Determining who is bent towards violent, evil action is not easily discerned. Ultimately, it's a people problem. All of us have a certain capacity for doing terrible things. It's called selfish human nature. When self-indulgence and self-exaltation (and other self absorbed characteristics) go unchecked anyone can be self-destructive, and this can spin off into violence towards others.

A cursory view of un-rewritten history (think– non-politically-corrected) brings the reality of human evil into sharp focus. It is easy to blame tyrants such as Hitler, but what about the many people who played a part in his spectacle of evil? The problem of evil is an internal one. Whether we choose it or not, it coexists in our world with good—moral, ethical and spiritual goodness. 

External restrictions and controls will never fix this problem. It might slow it down a bit, for a while, but it won't solve the problem. It requires a change in human nature. An internal change. One impossible for humans to bring about on their own.

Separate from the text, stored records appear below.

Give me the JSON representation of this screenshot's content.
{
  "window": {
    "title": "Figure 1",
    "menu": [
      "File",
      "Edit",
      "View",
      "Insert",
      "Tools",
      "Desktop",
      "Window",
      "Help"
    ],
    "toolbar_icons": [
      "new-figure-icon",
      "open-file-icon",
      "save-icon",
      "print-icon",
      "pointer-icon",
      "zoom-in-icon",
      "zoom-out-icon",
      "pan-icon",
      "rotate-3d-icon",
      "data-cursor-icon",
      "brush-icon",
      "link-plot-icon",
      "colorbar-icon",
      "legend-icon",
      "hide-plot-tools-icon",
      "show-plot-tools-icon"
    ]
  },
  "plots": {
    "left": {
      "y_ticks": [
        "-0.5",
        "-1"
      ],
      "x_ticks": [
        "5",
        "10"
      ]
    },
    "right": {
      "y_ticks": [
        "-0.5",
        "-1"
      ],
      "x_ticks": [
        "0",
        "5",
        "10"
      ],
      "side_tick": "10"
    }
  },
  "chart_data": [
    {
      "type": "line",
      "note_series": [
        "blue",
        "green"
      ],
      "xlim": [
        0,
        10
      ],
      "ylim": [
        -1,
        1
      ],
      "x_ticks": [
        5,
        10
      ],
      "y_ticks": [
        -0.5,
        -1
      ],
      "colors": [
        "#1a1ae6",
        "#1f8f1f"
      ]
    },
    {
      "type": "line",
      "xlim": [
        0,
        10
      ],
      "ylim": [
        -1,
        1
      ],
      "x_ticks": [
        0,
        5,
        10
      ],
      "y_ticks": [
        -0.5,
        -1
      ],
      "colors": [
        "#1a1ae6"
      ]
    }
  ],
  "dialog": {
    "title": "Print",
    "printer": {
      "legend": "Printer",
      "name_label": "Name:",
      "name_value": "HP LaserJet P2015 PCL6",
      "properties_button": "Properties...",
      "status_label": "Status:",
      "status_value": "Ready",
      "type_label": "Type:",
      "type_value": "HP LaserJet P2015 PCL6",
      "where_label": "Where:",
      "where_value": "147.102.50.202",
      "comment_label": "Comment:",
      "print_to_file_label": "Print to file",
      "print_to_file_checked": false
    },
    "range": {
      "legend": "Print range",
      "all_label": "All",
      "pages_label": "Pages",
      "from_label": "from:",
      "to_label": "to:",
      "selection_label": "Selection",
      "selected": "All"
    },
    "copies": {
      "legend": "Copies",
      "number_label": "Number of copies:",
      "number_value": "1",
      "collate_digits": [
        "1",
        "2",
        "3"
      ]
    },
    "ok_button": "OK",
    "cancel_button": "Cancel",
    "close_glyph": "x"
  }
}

Can we fully understand the power and nature of evil? Perhaps not. Even so, it's real. When innocents are killed it is incomprehensible, regardless if it takes place at an elementary school, an island retreat (Norway), or the region surrounding Bethlehem.

The truly innocent One
The story of King Herod's senseless, brutal massacre stems from jealous insecurity, after hearing of a newborn king of the Jews (Jesus). But this innocent child escaped his terror. Later, willingly, Jesus submitted Himself to the murderous plot of Jewish leaders and the complicity of a Roman ruler. Even at 33 years old, Jesus was still innocent—sinless.

His innocence (sinlessness) was sacrificed for man's lack of innocence (sinful nature). This is the only solution for evil—an internal change, a change of inner nature. Only by trusting in Him and His work of redemption upon the cross can we hope to escape the power of evil. Will it remove the presence of evil in the world? Not until people's hearts are changed and they receive a new nature.

I look forward to the day when God will end evil's reign for good (Rev 21:1-4). Until then, I must continue resisting evil in my own life, and spread the message of the only solution I know. I choose to look beyond the killing of innocents to the only One I know to be truly innocent. He is the judge, not me. He is the One who will resolve all things in His time (Eccl 3:1-8, 11).

How will you process senseless violence? What will you, and can you, do about it? It is your choice, each of us, and it is a daily choice to be made.